There are many reasons for BNPL incumbents to fear Apple’s entry into the market, starting with hardware advantage: there are more than 1 billion active iPhones in the world. Moreover, while Apple Pay got off to a slow start after its 2014 launch, it currently enjoys more than a 90% market share of all US mobile wallet payments, according to Statista.
With the ubiquity of iPhones -- containing the Apple Wallet, Apple Pay, and Apple Card products -- Apple has positioned itself well in the banking world while other tech companies have struggled to get any foothold whatsoever.
Why Stop There? Apple Offers Savings Accounts
Apple, true to form, is not stopping at BNPL. They are also offering actual savings accounts, complete with a 4.15% interest rate.
CNBC reported on this week's announcement and launch:
Apple is certainly coming out swinging:
The national average APY on savings accounts is just 0.35%, according to the Federal Deposit Insurance Corporation, so Apple’s 4.15% APY is high in comparison. But competing savings accounts offered by large credit unions, online banks and brick-and-mortar banks can also offer customers a significant APY.
One of many interesting features allows all Daily Cash rewards earned via the Apple Card to be automatically deposited into an Apple savings account.
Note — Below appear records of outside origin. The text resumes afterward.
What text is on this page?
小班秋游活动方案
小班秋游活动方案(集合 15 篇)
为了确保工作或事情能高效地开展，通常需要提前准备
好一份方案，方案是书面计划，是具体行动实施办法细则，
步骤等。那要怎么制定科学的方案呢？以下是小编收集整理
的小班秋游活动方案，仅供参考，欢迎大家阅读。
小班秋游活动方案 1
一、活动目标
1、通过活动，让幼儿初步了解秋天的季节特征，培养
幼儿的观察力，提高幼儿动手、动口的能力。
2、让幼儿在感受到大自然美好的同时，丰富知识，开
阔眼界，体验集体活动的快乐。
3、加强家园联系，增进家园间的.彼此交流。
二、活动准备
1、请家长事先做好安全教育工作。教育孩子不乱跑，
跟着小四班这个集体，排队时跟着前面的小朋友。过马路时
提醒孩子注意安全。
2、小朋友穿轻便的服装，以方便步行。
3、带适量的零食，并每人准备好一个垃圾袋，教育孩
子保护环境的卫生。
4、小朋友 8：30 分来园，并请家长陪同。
Daily Cash is the reward program that offers up to 3% back on purchases made with the Apple Card, so the integration and ease of use is fairly irresistible.
Can Apple Compete With Banks?
Apple still lacks key bank components. However, Apple's savings account is backed by Goldman Sachs -- which presents an opportunity for Apple to offer a more diversified banking portfolio. But, what is their next step?
While it's difficult to predict what Apple has on the horizon, the most logical step is to offer a checking account. While many Apple users take advantage of the Apple Wallet and Apple Card to make payments for goods and services, there are still several key expenses that require a checking account -- i.e. rent, utilities, etc. It remains to be seen if the new savings account is able to accept direct deposits for wages, but if a checking account is provided, this is a no-brainer.
Additionally, one key advantage that Apple holds over banking apps is that iPhones are equipped with the primary tool to enable mRDC -- a camera. Enabling quick deposit functionality from the iPhone into Apple checking accounts (or even a savings accounts) provides a convenience that banks cannot match.
Furthermore, if Apple is able to leverage AI and machine learning technologies to instantly recognize, accurately extract data, and validate the fields from the check, they will have a near-perfect mRDC application.
It remains to be seen where Apple will go next, but financial institutions need to take notice as tech and big retail companies venture further into banking.